Если подиум тверд, то как воды, по коим ступать
Не дано без понтов: медицинские зыбкие хляби.
Но у вечности здесь не впервой под ножом воровать
И запутывать след, лебезя и рыдая по бабьи.
Для построивших Мед с поволокою мрамора стен,
Навещавших толпой ежедневно пивную палатку
Ниоткуда — для них — и с любовью, точнее — затем,
Чтобы сверху прижать, как к проколотой кожице ватку,
Свою речь и свою не совсем нецензурную брань;
Даже выбор дорог между жизнью и смертью — не выбор!
Где теперь каждый день препарируют всякую дрянь,
Крыл бригаду прораб — кайфоломщик по жизни и пидор.
Для постороивших Мед — констатирую: Мед, а не Мид, —
Там, где Бакулев-стрит упирается лесом в холмину, —
Я любил тебя так, как другими любимою быть
Можешь тысячу раз и еще тыщу раз вполовину.
Для построивших Мед, увлеченных вселенской игрой,
Не имевших имен, но по имени Н.Пирогова, —
Если жизнь только миг — первый миг, — то за ним и второй
Будет миг или час. А потом — ни того, ни другого.
* * *
Светлый путь в направлении храма сегодня закончен почти.
Быть точнее: не путь, а попытка и поиск его.
То ли крест до звезды не по силам детине нести,
То ли повод волхвам на халяву бухнуть в Рождество.
И пока на хребтине чужой чья-то треплется плеть,
И тебе пару раз, как ни ныкайся, перепадет.

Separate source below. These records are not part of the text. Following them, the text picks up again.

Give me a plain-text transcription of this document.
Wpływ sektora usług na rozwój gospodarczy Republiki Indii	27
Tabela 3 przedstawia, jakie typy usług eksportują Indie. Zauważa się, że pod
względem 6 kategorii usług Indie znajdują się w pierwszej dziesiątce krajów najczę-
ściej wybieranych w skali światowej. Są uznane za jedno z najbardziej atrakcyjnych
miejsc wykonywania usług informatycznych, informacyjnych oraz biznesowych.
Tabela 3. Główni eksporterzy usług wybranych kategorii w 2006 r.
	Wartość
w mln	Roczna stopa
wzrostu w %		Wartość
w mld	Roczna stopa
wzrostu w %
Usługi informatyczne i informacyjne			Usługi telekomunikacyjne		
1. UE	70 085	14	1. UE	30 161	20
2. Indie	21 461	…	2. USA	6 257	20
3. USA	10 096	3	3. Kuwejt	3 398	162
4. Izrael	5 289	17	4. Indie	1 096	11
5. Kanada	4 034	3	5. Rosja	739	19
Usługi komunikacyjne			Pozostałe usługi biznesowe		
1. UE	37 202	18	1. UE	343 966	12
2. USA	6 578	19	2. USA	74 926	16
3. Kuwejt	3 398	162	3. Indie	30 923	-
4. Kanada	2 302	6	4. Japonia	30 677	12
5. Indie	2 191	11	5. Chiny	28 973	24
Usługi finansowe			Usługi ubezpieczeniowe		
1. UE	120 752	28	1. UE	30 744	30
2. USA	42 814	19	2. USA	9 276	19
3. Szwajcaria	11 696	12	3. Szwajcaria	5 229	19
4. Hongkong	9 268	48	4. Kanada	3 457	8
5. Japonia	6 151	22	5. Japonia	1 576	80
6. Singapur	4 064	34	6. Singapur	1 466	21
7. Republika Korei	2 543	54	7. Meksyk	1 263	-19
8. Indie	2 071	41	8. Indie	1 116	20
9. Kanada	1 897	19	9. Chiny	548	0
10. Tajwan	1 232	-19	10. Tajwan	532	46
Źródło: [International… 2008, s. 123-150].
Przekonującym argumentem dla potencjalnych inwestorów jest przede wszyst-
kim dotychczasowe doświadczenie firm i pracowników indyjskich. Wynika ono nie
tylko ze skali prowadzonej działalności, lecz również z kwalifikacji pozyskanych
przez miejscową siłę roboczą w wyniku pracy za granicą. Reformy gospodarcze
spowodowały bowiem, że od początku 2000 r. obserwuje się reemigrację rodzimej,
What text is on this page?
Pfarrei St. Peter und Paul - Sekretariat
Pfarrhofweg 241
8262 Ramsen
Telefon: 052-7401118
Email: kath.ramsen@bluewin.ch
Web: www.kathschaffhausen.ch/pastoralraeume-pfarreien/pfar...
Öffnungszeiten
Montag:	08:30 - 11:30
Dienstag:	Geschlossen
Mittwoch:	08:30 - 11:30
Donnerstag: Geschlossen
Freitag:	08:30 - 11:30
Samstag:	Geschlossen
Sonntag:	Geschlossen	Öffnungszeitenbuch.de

Не одна еще, видно, рука по прошествии лет,
Выполняя наказ, под сурдинку гвоздем прорастет.
Только роздан всем страждущим
Чудом размноженный хлеб,
Только рыбой несет от промежностей
Бывших гетер,
Кто единожды сделался зряч, тот уж дважды ослеп,
Обреченный блуждать в темноте лабиринтами вер.
Взять постелю свою и пойти завалиться в шинок,
На литовской границе задумав прикончить царя.
Всякий путь нехорош для неверно поставленных ног,
Что-то в роде таком и поведано было — зазря.
Мирно воды струит в недрах сточной трубы Иордан,
Он везде ведь один, словно Лета и сказочный холм,
Где распяли Его, умудренного не по годам.
И навис горизонт поперек набегающих волн.